この発明は、撮像部からの撮像信号に基づき道路の周辺にある標識を検知し、該標識の種類に関する標識情報を出力する標識情報出力装置に関する。
従来から、撮像部からの撮像信号に基づき道路の周辺にある標識を検知し、該標識の種類に関する標識情報を出力する装置が知られている。特に、この種の装置では車両の走行中に逐次撮像するため、当該車両の周辺におけるシーンは時々刻々と変化し得る。そこで、この装置は、現時点における標識情報の出力内容が、シーンの変化に対して完全に追従するように制御を実行することが好ましい。或いは、これに代わって、現時点でのシーンに存在する標識情報と異なる以前の内容を、誤った標識情報として出力しないように制御してもよい。

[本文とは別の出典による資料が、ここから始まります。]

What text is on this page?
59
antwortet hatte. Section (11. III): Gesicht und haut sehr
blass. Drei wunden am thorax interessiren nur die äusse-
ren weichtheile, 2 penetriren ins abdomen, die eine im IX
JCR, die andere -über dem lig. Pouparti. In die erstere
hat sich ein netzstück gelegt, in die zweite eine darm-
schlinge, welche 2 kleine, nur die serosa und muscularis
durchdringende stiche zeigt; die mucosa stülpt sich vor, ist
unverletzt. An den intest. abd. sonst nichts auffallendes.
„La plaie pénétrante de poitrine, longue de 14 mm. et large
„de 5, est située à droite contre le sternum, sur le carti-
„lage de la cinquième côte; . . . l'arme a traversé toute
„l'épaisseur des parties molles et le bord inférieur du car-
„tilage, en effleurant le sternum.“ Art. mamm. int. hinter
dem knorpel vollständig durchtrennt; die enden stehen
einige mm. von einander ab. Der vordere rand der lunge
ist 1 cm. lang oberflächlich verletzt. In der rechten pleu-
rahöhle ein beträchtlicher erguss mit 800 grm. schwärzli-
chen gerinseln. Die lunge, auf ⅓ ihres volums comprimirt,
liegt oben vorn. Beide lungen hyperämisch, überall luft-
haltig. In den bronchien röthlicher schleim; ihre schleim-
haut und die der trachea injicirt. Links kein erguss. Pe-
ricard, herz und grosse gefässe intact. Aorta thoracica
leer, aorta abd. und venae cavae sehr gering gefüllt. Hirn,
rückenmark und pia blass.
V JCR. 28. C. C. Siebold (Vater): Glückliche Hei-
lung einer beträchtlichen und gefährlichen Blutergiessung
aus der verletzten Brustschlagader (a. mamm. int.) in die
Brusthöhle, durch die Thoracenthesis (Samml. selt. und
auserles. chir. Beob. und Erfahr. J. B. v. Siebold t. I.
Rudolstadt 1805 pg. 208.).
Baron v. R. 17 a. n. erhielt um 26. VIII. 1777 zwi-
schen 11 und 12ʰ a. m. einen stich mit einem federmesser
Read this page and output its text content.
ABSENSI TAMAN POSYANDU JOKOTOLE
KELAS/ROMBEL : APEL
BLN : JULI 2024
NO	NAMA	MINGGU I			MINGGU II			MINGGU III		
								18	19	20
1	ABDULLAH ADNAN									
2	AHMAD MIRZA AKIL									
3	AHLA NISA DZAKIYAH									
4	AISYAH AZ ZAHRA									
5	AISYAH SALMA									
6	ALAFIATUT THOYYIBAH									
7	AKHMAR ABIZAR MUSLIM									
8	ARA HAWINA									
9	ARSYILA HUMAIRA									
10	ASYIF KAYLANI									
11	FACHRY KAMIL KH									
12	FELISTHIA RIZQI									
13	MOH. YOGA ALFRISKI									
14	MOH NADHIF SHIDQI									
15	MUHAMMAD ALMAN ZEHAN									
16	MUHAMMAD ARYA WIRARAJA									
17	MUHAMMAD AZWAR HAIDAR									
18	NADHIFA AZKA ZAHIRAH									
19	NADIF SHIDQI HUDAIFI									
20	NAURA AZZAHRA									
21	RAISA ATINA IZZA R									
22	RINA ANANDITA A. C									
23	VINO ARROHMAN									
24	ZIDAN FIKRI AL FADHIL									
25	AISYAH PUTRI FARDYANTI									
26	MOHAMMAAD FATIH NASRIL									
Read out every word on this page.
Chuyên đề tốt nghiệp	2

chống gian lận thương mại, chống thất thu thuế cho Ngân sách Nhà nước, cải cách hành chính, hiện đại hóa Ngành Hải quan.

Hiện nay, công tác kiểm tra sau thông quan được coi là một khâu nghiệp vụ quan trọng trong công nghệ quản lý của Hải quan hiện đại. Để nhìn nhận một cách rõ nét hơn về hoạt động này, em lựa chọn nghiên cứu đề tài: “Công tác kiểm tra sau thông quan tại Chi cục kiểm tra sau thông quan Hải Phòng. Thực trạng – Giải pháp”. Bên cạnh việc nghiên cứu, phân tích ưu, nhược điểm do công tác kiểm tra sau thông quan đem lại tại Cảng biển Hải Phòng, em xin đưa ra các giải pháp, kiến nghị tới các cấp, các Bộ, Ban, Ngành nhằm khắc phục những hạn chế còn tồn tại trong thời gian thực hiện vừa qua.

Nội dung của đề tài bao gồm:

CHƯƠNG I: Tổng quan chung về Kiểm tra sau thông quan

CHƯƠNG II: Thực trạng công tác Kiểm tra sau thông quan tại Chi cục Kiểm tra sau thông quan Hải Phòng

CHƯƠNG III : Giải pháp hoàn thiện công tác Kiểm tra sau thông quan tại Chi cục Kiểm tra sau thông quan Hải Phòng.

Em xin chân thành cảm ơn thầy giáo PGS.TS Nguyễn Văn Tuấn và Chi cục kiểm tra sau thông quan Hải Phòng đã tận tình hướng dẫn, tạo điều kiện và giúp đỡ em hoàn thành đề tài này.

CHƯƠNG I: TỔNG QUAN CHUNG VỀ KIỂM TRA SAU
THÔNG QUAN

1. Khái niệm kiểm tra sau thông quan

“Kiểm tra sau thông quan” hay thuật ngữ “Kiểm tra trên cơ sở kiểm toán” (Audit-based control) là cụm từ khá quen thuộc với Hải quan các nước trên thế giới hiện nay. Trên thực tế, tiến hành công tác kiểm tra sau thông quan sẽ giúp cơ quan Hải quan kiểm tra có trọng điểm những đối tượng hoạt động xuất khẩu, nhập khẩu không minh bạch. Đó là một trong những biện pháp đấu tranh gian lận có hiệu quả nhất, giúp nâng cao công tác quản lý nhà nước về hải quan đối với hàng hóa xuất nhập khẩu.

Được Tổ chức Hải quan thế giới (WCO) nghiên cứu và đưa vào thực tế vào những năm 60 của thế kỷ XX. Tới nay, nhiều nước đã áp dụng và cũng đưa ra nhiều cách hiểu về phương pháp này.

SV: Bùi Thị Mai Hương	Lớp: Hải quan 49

例えば、特許文献1には、走行距離、経過時間及び車速のうち少なくとも1つを含む走行状態に基づいて、標識情報を徐々に非表示(aging status)にさせる方法が提案されている。
米国特許出願公開第2012/0046855号明細書
ところで、法律・地理上の都合・生活環境を含む様々な事情により、道路に沿って配置される標識の設置間隔がエリア(特に国)毎に異なっている。このため、特許文献1で提案される方法を用いた場合、標識の設置間隔が大きい道路を走行する際に、次の標識に到達する前に標識情報が非表示になってしまい、これを視認する車両の乗員に対して違和感を与える場合があった。
本発明は、上記した課題を解決するためになされたものであり、車両が走行するエリアの違いにかかわらず標識情報の出力を適時に停止可能な標識情報出力装置を提供することを目的とする。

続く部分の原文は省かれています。